3 cups sliced strawberries
3 cups sliced rhubarb
1 1/2 white sugar
1/4 cup instant tapioca
1 squeeze fresh lemon juice
1 recipe pastry for a 9-inch double crust pie
2 Tbsp butter, cut into small pieces
1. Preheat the oven to 400 degrees. Place a pie dish onto a baking sheet.
2. Mix the strawberries, rhubarb, sugar, tapioca, and lemon juice in a bowl, and let stand for 15 minutes, stirring occasionally.
3. Fit a pie crust into a 9-inch pie dish; pour the filling into the bottom crust. Scatter pieces of butter over the filling, and place the top crust onto the pie. Press the edges together and crimp to form a seal.
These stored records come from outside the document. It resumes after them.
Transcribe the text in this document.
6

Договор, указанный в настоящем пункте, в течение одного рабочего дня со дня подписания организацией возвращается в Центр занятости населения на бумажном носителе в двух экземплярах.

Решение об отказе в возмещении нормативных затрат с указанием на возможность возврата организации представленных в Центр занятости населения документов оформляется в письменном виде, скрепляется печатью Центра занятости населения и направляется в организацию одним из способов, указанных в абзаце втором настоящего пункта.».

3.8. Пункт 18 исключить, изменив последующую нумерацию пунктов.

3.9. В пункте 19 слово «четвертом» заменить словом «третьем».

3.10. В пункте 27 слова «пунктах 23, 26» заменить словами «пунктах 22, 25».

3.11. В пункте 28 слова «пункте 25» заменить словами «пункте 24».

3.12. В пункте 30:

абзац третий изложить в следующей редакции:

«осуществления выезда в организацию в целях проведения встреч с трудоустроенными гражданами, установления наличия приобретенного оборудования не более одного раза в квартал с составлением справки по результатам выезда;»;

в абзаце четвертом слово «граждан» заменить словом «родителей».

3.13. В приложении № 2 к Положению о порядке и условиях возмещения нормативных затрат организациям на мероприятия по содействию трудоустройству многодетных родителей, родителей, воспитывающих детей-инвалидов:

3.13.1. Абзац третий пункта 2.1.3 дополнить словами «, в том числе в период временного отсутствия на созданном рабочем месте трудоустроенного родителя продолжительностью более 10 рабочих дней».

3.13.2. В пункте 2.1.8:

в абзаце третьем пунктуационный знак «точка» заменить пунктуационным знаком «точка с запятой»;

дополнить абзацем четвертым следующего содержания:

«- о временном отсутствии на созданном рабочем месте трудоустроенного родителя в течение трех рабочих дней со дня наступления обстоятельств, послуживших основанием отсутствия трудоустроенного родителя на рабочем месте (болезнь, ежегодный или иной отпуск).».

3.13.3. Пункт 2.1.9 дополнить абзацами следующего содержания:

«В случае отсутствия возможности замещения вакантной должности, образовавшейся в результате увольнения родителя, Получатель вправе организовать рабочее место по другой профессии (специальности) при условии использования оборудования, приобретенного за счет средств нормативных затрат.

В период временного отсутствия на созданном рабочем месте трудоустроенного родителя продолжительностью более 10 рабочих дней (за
Cut several slits into the top crust with a sharp knife.
4. Bake in the preheated oven until the crust is golden brown and the filling is bubbling, 40-55 minutes.
Source: Allrecipes
Try #1 - June 10, 2015
Nathan is the pie-maker in our family, and I've been waiting to eat this pie again after he made it last year. We used strawberries and rhubarb from our garden, and Nathan made a delicious pie crust. It baked for about 45 minutes. Unfortunately it didn't set very well and was very soupy... but it was also very delicious so it didn't really bother me. Maybe baking it a little longer would help? Also, he didn't let the filling stand for 15 minutes before putting it in the oven, so not sure if that would make a difference. But, I love the simplicity of this recipe, and love that we could use strawberries and rhubarb from our backyard! Strawberry Rhubarb pie is now an annual tradition!